Objective: To summarize recent findings providing mechanistic insight into why the relative presence of central to peripheral fat mass is a critical determinant of atherogenesis and why postmenopausal women with android obesity represent a risk population with increased susceptibility to the cardiovascular harm of estrogen plus progestin therapy (EPT).
Methods: Review of own research and related literature in PubMed.

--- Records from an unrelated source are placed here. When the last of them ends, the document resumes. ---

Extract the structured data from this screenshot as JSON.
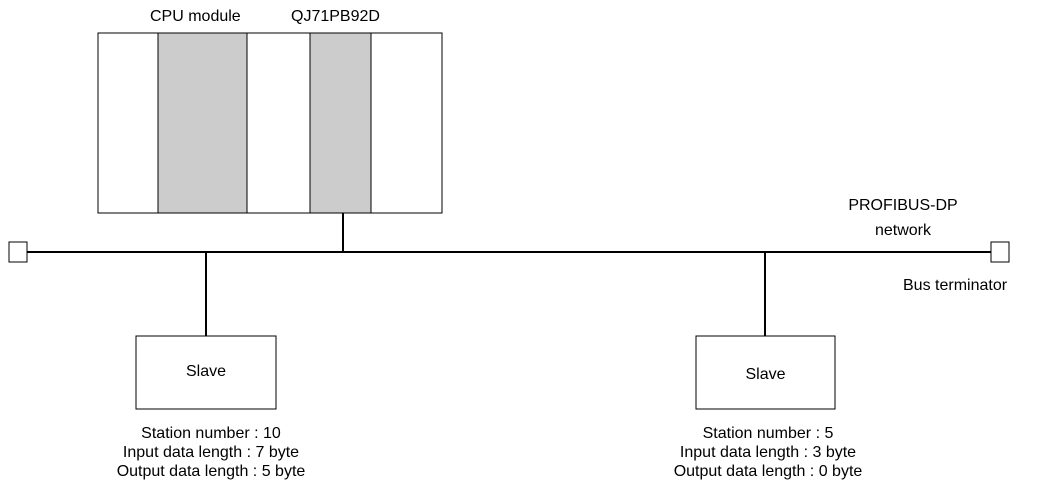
{
  "colors": {
    "line": "#000000",
    "background": "#ffffff",
    "highlighted_slot": "#cccccc"
  },
  "plc": {
    "cpu_label": "CPU module",
    "module_label": "QJ71PB92D"
  },
  "network": {
    "name_line1": "PROFIBUS-DP",
    "name_line2": "network",
    "terminator_label": "Bus terminator"
  },
  "slaves": [
    {
      "label": "Slave",
      "station": "Station number : 10",
      "input": "Input data length : 7 byte",
      "output": "Output data length : 5 byte"
    },
    {
      "label": "Slave",
      "station": "Station number : 5",
      "input": "Input data length : 3 byte",
      "output": "Output data length : 0 byte"
    }
  ]
}
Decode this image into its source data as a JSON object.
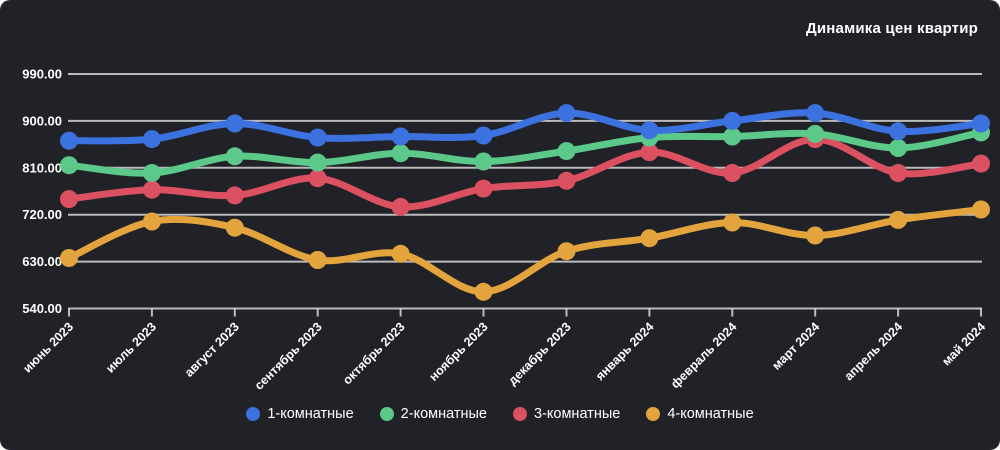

Results: In postmenopausal women, android obesity characterized by excessive upper-body combined with relatively poorly developed lower-body fat mass is frequently associated with insulin resistance, low-grade inflammation, and early atherosclerosis. Underlying mechanisms involve disequilibrium between proinflammatory cytokines (high interleukin-6/C-reactive protein) and the anti-inflammatory adipokine (low adiponectin). Recent findings point out that women with abnormal glucose tolerance, a metabolic alteration closely linked to android adiposity, respond with increases in low-grade inflammation and accelerated atherogenesis to EPT that collectively may promote acute complications. We recently pointed out that a progestin could exert a dose-dependent inhibitory effect on circulating adiponectin. Thus, when EPT is prescribed to women with android obesity, further decreases in the protective adiponectin pool may become critical and act as a promoter of thromboembolic complications via its effects on plaque formation and stability. Since android obesity is associated with the highest levels of free estradiol, women with this phenotype might not be trivial candidates for EPT.
Conclusions: The herein summarized findings shed light on important interactions between sex steroids and body fat mass, with functional implications for cardiovascular risk. Since previous trials have not optimized the dose of the progestin for its effect on circulating adiponectin, utmost caution should be exercised in the prescription of available estrogen plus progestin therapies to women with android obesity and/or symptoms of the insulin resistance syndrome.